Nationally, approximately 12 percent of students walk or bike to school. Crossing guards help students develop safe pedestrian and bicycling habits, such as looking both ways before crossing roads, navigating intersections and using crosswalks.

“Crossing guards are friendly faces and positive role models that provide peace of mind to the whole school community – principals and teachers, parents and children – every day,” said CPS Chief Safety and Security Officer Jadine Chou.  “During Crossing Guard Appreciation Month, and all year long, we urge drivers to slow down and respect the crossing guards when they enter school zones.”

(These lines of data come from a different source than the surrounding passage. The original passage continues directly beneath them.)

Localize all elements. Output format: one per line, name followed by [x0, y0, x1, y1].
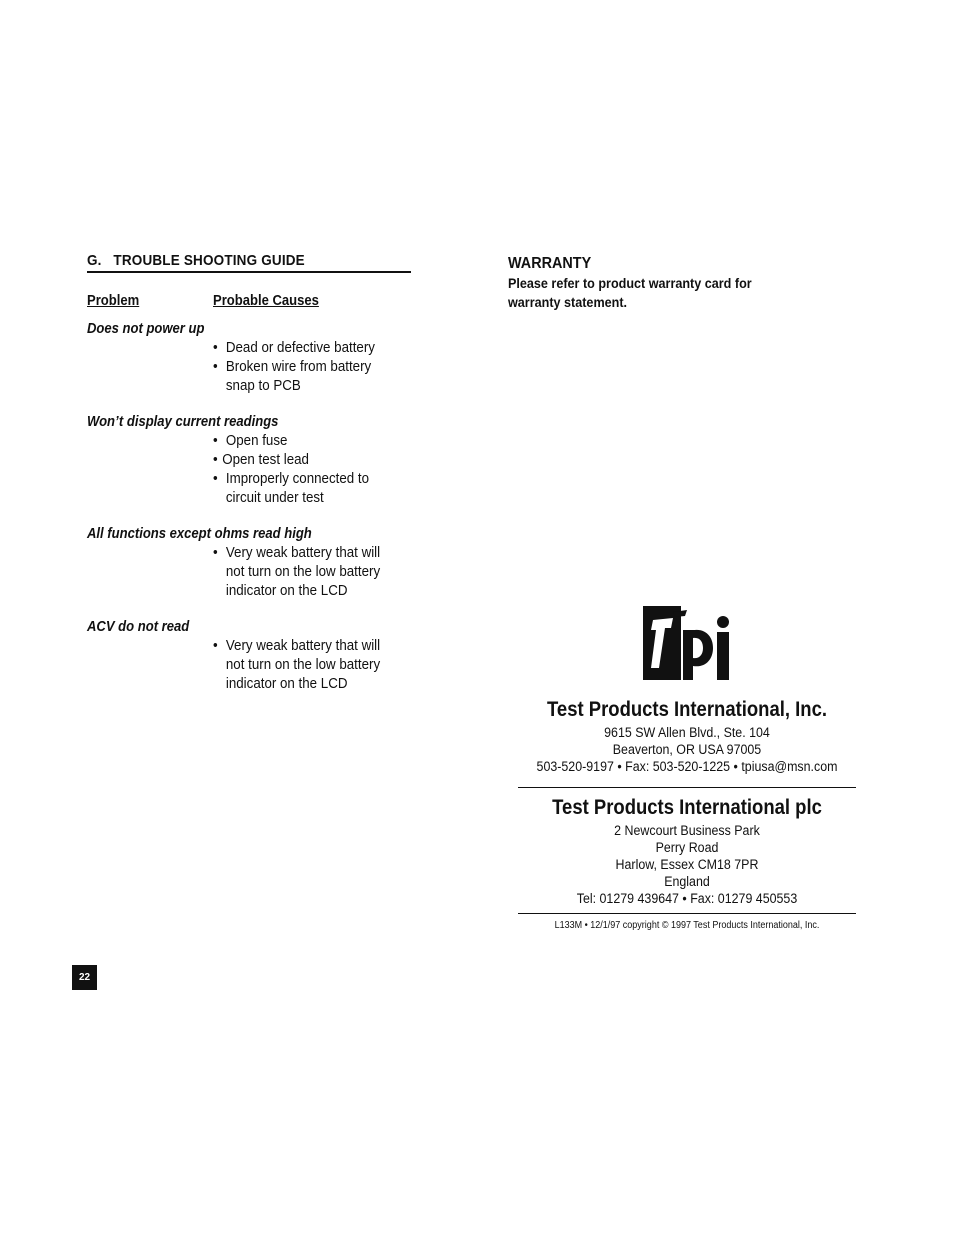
cause-item: • Very weak battery that will not turn on the low battery indicator on the LCD [213, 637, 428, 694]
warranty-text: Please refer to product warranty card for warranty statement. [508, 275, 752, 310]
cause-item: • Broken wire from battery snap to PCB [213, 358, 428, 396]
company-us-name: Test Products International, Inc. [546, 698, 827, 721]
company-uk-address-line: 2 Newcourt Business Park [614, 823, 760, 838]
company-info [518, 696, 856, 933]
cause-list [87, 339, 447, 396]
company-uk-address-line: Perry Road [655, 840, 719, 855]
troubleshooting-section [87, 252, 447, 694]
company-uk-contact: Tel: 01279 439647 • Fax: 01279 450553 [576, 891, 798, 906]
company-uk-address-line: England [664, 874, 710, 889]
problem-item [87, 320, 447, 396]
problem-column-header: Problem [87, 293, 140, 309]
cause-item: • Improperly connected to circuit under test [213, 470, 428, 508]
company-uk-address-line: Harlow, Essex CM18 7PR [615, 857, 759, 872]
warranty-title: WARRANTY [508, 255, 592, 272]
problem-title: All functions except ohms read high [87, 526, 312, 542]
problem-item [87, 618, 447, 694]
divider [518, 913, 856, 914]
causes-column-header: Probable Causes [213, 293, 319, 309]
cause-item: • Dead or defective battery [213, 339, 428, 358]
tpi-logo-graphic [643, 606, 731, 680]
cause-item: • Open test lead [213, 451, 428, 470]
divider [518, 787, 856, 788]
cause-list [87, 637, 447, 694]
page-number-badge [72, 965, 97, 990]
company-us-contact: 503-520-9197 • Fax: 503-520-1225 • tpiusa@msn.com [536, 759, 838, 774]
cause-item: • Very weak battery that will not turn on the low battery indicator on the LCD [213, 544, 428, 601]
tpi-logo-icon [643, 606, 731, 680]
problem-title: Does not power up [87, 321, 205, 337]
column-headers [87, 293, 447, 313]
troubleshooting-heading: G. TROUBLE SHOOTING GUIDE [87, 252, 411, 273]
page-number: 22 [78, 972, 91, 983]
copyright-notice: L133M • 12/1/97 copyright © 1997 Test Products International, Inc. [554, 920, 820, 931]
problem-title: ACV do not read [87, 619, 190, 635]
problem-item [87, 413, 447, 508]
company-us-address-line: 9615 SW Allen Blvd., Ste. 104 [604, 725, 770, 740]
company-uk-name: Test Products International plc [552, 796, 822, 819]
company-us-address-line: Beaverton, OR USA 97005 [612, 742, 762, 757]
cause-list [87, 544, 447, 601]
cause-item: • Open fuse [213, 432, 428, 451]
problem-item [87, 525, 447, 601]
warranty-section [508, 254, 838, 312]
cause-list [87, 432, 447, 508]
problem-title: Won’t display current readings [87, 414, 279, 430]
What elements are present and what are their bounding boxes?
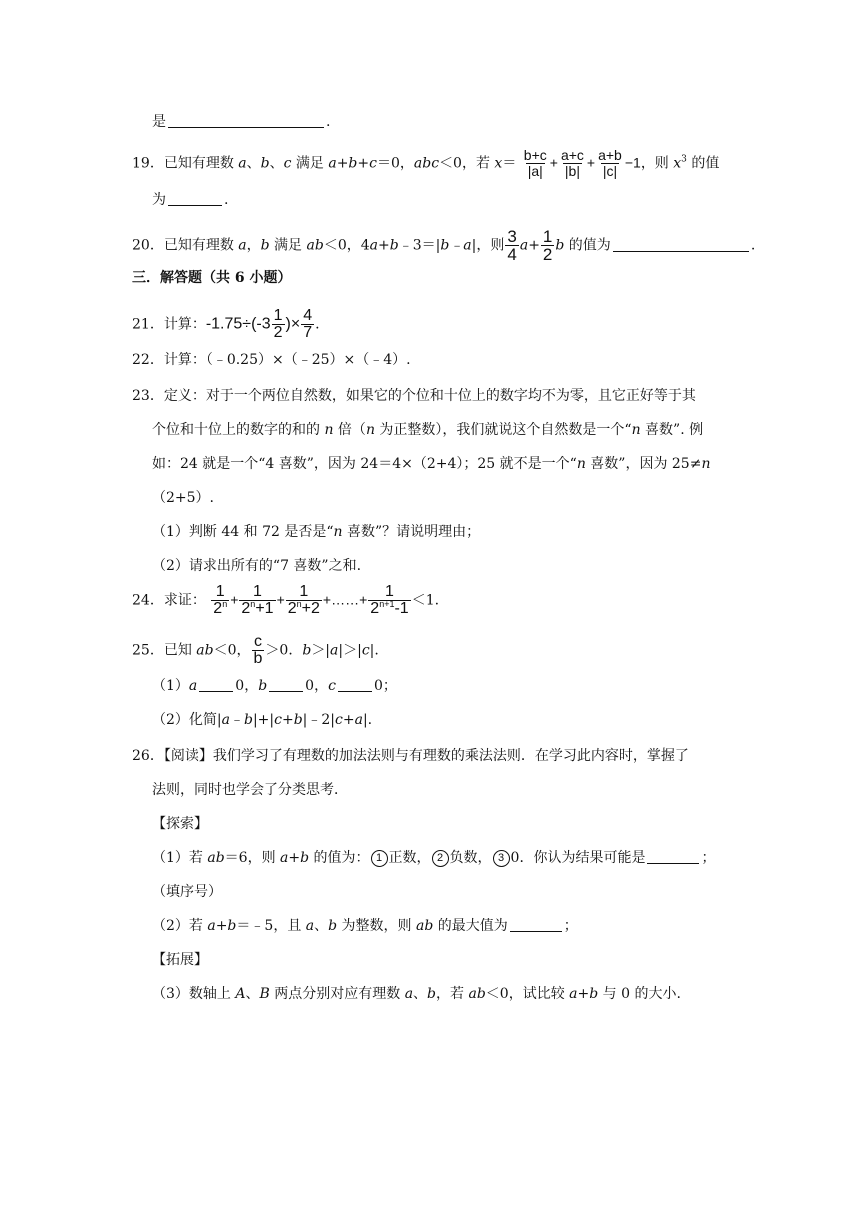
circled-number-3: 3	[493, 850, 510, 867]
question-20: 20．已知有理数 a，b 满足 ab＜0，4a+b﹣3＝|b﹣a|，则 $\frac{3}{4}$ a+ $\frac{1}{2}$ b 的值为 .	[132, 227, 756, 264]
question-26-sub1: （1）若 ab＝6，则 a+b 的值为： 1 正数， 2 负数， 3 0．你认为结果可能是 ；	[152, 850, 716, 866]
question-26-sub1-tail: （填序号）	[152, 884, 222, 900]
question-25-sub2: （2）化简|a﹣b|+|c+b|﹣2|c+a|.	[152, 712, 373, 728]
question-26-sub3: （3）数轴上 A、B 两点分别对应有理数 a、b，若 ab＜0，试比较 a+b 与 0 的大小.	[152, 986, 681, 1002]
fraction: $\frac{1}{2^{n+1}-1}$	[370, 583, 409, 617]
circled-number-1: 1	[371, 850, 388, 867]
fraction: $\frac{1}{2}$	[273, 307, 283, 341]
expand-heading: 【拓展】	[152, 952, 208, 968]
answer-blank[interactable]	[269, 677, 303, 692]
question-26-sub2: （2）若 a+b＝﹣5，且 a、b 为整数，则 ab 的最大值为 ；	[152, 918, 578, 934]
fraction: $\frac{a+b}{|c|}$	[598, 147, 622, 179]
question-25-sub1: （1）a 0，b 0，c 0；	[152, 678, 397, 694]
question-23-line4: （2+5）.	[152, 490, 214, 506]
question-23-line2: 个位和十位上的数字的和的 n 倍（n 为正整数），我们就说这个自然数是一个“n 喜数”. 例	[152, 422, 704, 438]
answer-blank[interactable]	[338, 677, 372, 692]
answer-blank[interactable]	[168, 113, 324, 128]
fraction: $\frac{1}{2}$	[542, 227, 553, 264]
question-23-sub2: （2）请求出所有的“7 喜数”之和.	[152, 558, 362, 574]
question-26: 26．【阅读】我们学习了有理数的加法法则与有理数的乘法法则．在学习此内容时，掌握了	[132, 748, 689, 764]
question-23-sub1: （1）判断 44 和 72 是否是“n 喜数”？请说明理由；	[152, 524, 481, 540]
answer-blank[interactable]	[199, 677, 233, 692]
section-title: 三．解答题（共 6 小题）	[132, 270, 292, 286]
circled-number-2: 2	[432, 850, 449, 867]
question-24: 24．求证： $\frac{1}{2^n}$ + $\frac{1}{2^n+1}$ + $\frac{1}{2^n+2}$ +……+ $\frac{1}{2^{n+1}-1}$ ＜1.	[132, 583, 440, 617]
fraction: $\frac{3}{4}$	[507, 227, 517, 264]
question-19: 19．已知有理数 a、b、c 满足 a+b+c＝0，abc＜0，若 x＝ $\frac{b+c}{|a|}$ + $\frac{a+c}{|b|}$ + $\frac{a+b}{|c|}$ −1，则 $x^3$ 的值	[132, 147, 720, 179]
question-22: 22．计算：（﹣0.25）×（﹣25）×（﹣4）.	[132, 352, 411, 368]
fraction: $\frac{1}{2^n}$	[213, 583, 228, 617]
question-21: 21．计算：-1.75÷(-3 $\frac{1}{2}$ )× $\frac{4}{7}$ .	[132, 307, 320, 341]
question-23: 23．定义：对于一个两位自然数，如果它的个位和十位上的数字均不为零，且它正好等于其	[132, 388, 696, 404]
fraction: $\frac{a+c}{|b|}$	[560, 147, 584, 179]
answer-blank[interactable]	[647, 849, 699, 864]
fraction: $\frac{1}{2^n+1}$	[241, 583, 274, 617]
question-25: 25．已知 ab＜0， $\frac{c}{b}$ ＞0．b＞|a|＞|c|.	[132, 633, 379, 667]
question-26-line2: 法则，同时也学会了分类思考．	[152, 782, 348, 798]
question-23-line3: 如：24 就是一个“4 喜数”，因为 24＝4×（2+4）；25 就不是一个“n 喜数”，因为 25≠n	[152, 456, 711, 472]
question-19-line2: 为 .	[152, 192, 229, 208]
fraction: $\frac{b+c}{|a|}$	[523, 147, 547, 179]
fraction: $\frac{1}{2^n+2}$	[287, 583, 320, 617]
answer-blank[interactable]	[168, 191, 222, 206]
fraction: $\frac{c}{b}$	[253, 633, 263, 667]
fraction: $\frac{4}{7}$	[303, 307, 313, 341]
answer-blank[interactable]	[510, 917, 562, 932]
q18-tail-line: 是 .	[152, 114, 331, 130]
explore-heading: 【探索】	[152, 816, 208, 832]
answer-blank[interactable]	[613, 237, 749, 252]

Under the campaign, the City issued the following safety reminders for motorists:

  • Check crosswalks when turning.
    • Don’t just look for oncoming traffic– check for people walking
  • Stop for people in crosswalks.
    • State law: Drivers MUST STOP for people walking at crosswalks not just intersections with traffic lights or stop signs.
  • Slow down.
    • School zones have lower speed limits – Keep to 20MPH in around schools.
    • Allow enough time for pick-up and drop-off. When you’re running late, you’re running a risk. Rushing is dangerous.
  • Just drive.
    • Texting and talking on a cell phone while driving slows reaction time. Additionally, beginning July 1, 2019, drivers caught texting behind the wheel will be issued a moving violation that will go on their driving record.
  • Never maneuver around stopped traffic in a school zone.
    • Double parking around school zones decreases safety for everyone. Check with your school about pick-up and drop-off policies.
  • Be aware of crossing guards and obey their directions.
    • Crossing guards wear brightly colored and highly reflective clothing while on duty so that they are visible in traffic and during inclement weather.
    • Crossing guards use hand-held stop signs while walking out in the street to alert drivers that children and pedestrians of all ages are crossing.
  • Drive according to conditions.
    • Overall visibility is limited in bad weather conditions. Not only is it more difficult for drivers to see oncoming pedestrians, it also is harder for pedestrians to see you.
    • Make sure your lights are on and you use your signals properly. Use extra caution in these circumstances.

Approximately 450 pedestrians ages 8 to 14 are injured in incidents involving a vehicle every year in Illinois. Under the Vision Zero Chicago City is working to eliminate injuries and traffic fatalities by 2026.